Hand-eye coordination developed in most any sport can better prepare a person for tennis. “It is easier to take up tennis if you have an athletic background,” Pickelsimer said.
 
Pickelsimer, who plays on up to nine different teams a year, practices on average one or two times a week at the Charleston Tennis Center. “It depends on the time of year. Sometimes I practice more, sometimes less,” Pickelsimer said. She and her teammates currently take lessons from Diane Fishburne, a former world’s No. 1 womens 45-age group player and currently is world’s No. 1 women’s 50s player.
 
Pickelsimer has had to overcome a few obstacles to get where she is today. Last year, she tore her meniscus and had to have surgery. “I had problems with the outside of my knee for about two years and couldn’t move on the court, yet no one could diagnose what was wrong,” Pickelsimer recalled.
 
Eventually, David Geier, M.D., MUSC orthopaedic surgeon and director of MUSC Sports Medicine, diagnosed her with iliotibial band syndrome, which is what caused her meniscus to tear.
 
“I had surgery on a Thursday last year.

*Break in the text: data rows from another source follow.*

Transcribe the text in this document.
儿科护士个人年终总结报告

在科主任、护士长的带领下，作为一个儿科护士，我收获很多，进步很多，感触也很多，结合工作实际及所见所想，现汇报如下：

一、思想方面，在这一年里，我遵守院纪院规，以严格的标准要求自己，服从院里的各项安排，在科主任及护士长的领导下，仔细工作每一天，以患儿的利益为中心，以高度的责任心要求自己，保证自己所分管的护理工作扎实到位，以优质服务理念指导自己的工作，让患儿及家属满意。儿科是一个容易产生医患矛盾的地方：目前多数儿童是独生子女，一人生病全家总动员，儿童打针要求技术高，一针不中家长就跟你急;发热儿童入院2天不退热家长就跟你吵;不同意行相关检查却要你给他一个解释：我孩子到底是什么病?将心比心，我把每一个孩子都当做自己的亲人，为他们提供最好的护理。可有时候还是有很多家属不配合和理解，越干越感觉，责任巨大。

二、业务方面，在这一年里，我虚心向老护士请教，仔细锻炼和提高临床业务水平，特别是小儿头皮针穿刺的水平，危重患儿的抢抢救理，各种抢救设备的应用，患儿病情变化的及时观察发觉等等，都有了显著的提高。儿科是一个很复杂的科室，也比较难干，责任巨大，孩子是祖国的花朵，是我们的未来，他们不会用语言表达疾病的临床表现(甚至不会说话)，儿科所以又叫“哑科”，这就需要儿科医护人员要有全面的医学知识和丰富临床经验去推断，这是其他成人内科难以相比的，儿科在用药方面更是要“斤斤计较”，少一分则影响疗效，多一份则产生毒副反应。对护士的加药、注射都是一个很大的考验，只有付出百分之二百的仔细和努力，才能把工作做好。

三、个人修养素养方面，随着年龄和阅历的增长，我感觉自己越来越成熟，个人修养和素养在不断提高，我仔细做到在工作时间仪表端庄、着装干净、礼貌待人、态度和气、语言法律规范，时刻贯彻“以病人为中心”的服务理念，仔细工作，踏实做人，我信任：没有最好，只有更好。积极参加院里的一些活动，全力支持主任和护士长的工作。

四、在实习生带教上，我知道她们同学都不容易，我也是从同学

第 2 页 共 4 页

That Friday, my adult team was leaving for the state tournament and I went with them,” Pickelsimer said. The dedicated co-captain went to watch this time, not to play. Yet two months after her surgery, Pickelsimer was back on the court. To make her knee stronger, she currently works with Annie Cruzan, a human services specialist, at MUSC’s Wellness Center.
 
Pickelsimer’s favorite thing about playing tennis is meeting people from all over. “I live alone, so tennis is a social outlet for me,” Pickelsimer said. “I meet people and we go to events together. It is an active hobby.”
 
Pickelsimer will be attending the USTA League National Championship Oct. 5-7 in Las Vegas with her adult team, and then again Oct. 19-21 in Tucson, Ariz., with her senior team.